Concepts¶
What is a Code Studio¶
A Code Studio is a personal space for running a web-based IDE, within DSS, and optionally one or several web applications.
Code Studios run in Kubernetes, and require setup of Elastic AI computation.
Some of the capabilities made possible by Code Studios include:
Editing and debugging Python recipes in Visual Studio Code
Debugging Python code in JupyterLab
Developing custom web applications using the Streamlit framework
Editing and debugging R recipes in RStudio Server
Within each instance of a Code Studio, you have full access to the terminal, can install any package, perform any action, save your IDE preferences, …
Each Code Studio can be started and stopped.
Each Code Studio is a separate container and has its separate filesystem. It cannot access the DSS host filesystem.
Note
In Dataiku Cloud, a space-admin needs to activate the feature « Code-Studio » in the Launchpad (extension tab > add an extension). The feature will be ready to use without needing any additional requirements.
Code Studio templates¶
Before you can run a Code Studio, the DSS administrator must set up a Code Studio template.
Each template provides a specific development environment and optional additional dependencies.
For example, you could have:
one template providing RStudio Server
another template containing the Visual Studio Code IDE + the streamlit framework for developing advanced visualizations
Users can then, from these templates, spawn personal instances of the development environments, called Code Studios. To follow our example, these Code Studios can then be used to edit an existing R recipe in DSS, or to develop a streamlit webapp using Visual Studio Code.
The template consists of blocks that define what will be available in the Code Studio.
Technical details¶
At its core, a Code Studio is a Kubernetes pod running an HTTP server in a Kubernetes cluster. DSS starts it and shuttles files between the DSS instance and the container inside the pod, then forwards requests on the DSS UI to the HTTP server.
To start and connect to a pod in a Kubernetes cluster, DSS must:
prepare container images
prepare Kubernetes resource definitions to start a pod in the cluster
identify ports on which the pod serves its app
All this is defined within the Code Studio template. Additionally, the template defines which files from the DSS filesystem are shared with the container in the cluster.

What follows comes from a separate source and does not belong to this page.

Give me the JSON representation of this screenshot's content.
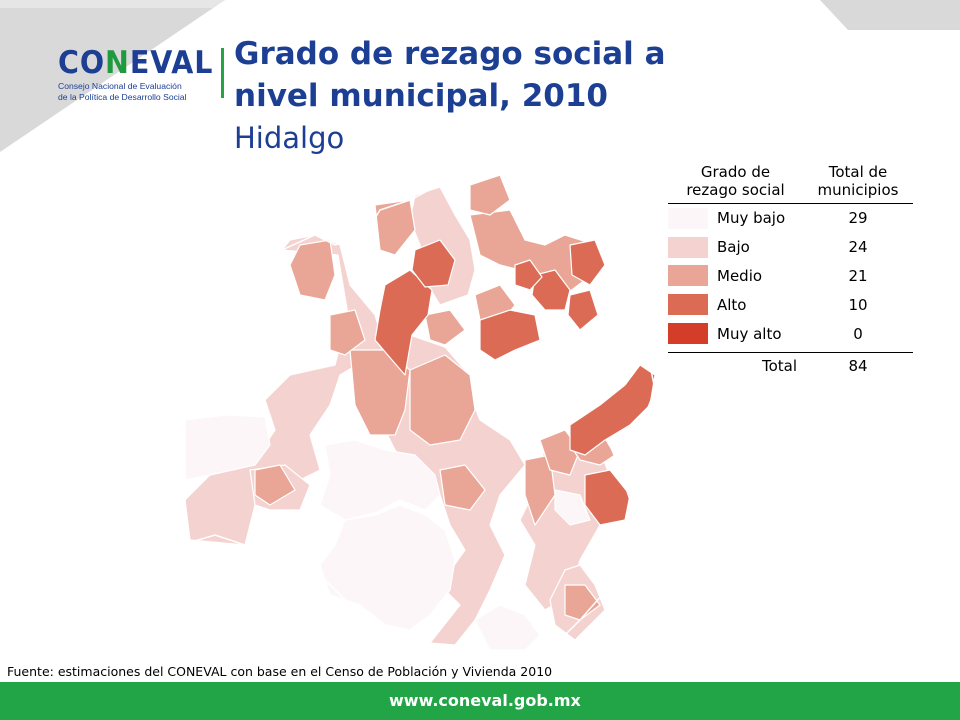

Once a Code Studio template has been prepared and is available to some users, they can start creating Code Studios to run the application(s) defined in that template, and access it via DSS. Here, “application” is something served by an HTTP server, and the runtime is hosting the HTTP server. Each Code Studio spawns some Kubernetes resources, typically a deployment, leading to a pod somewhere in the cluster running the application(s). DSS then synchronizes the files from the DSS filesystem to the container in the pod, as defined in the template, and starts the web server in the container.
Once running, the user can connect to all applications (that is, their HTTP servers) running in the container, use them as appropriate to edit files or perform analyses, and finally synchronize back modified files from the container to the DSS filesystem.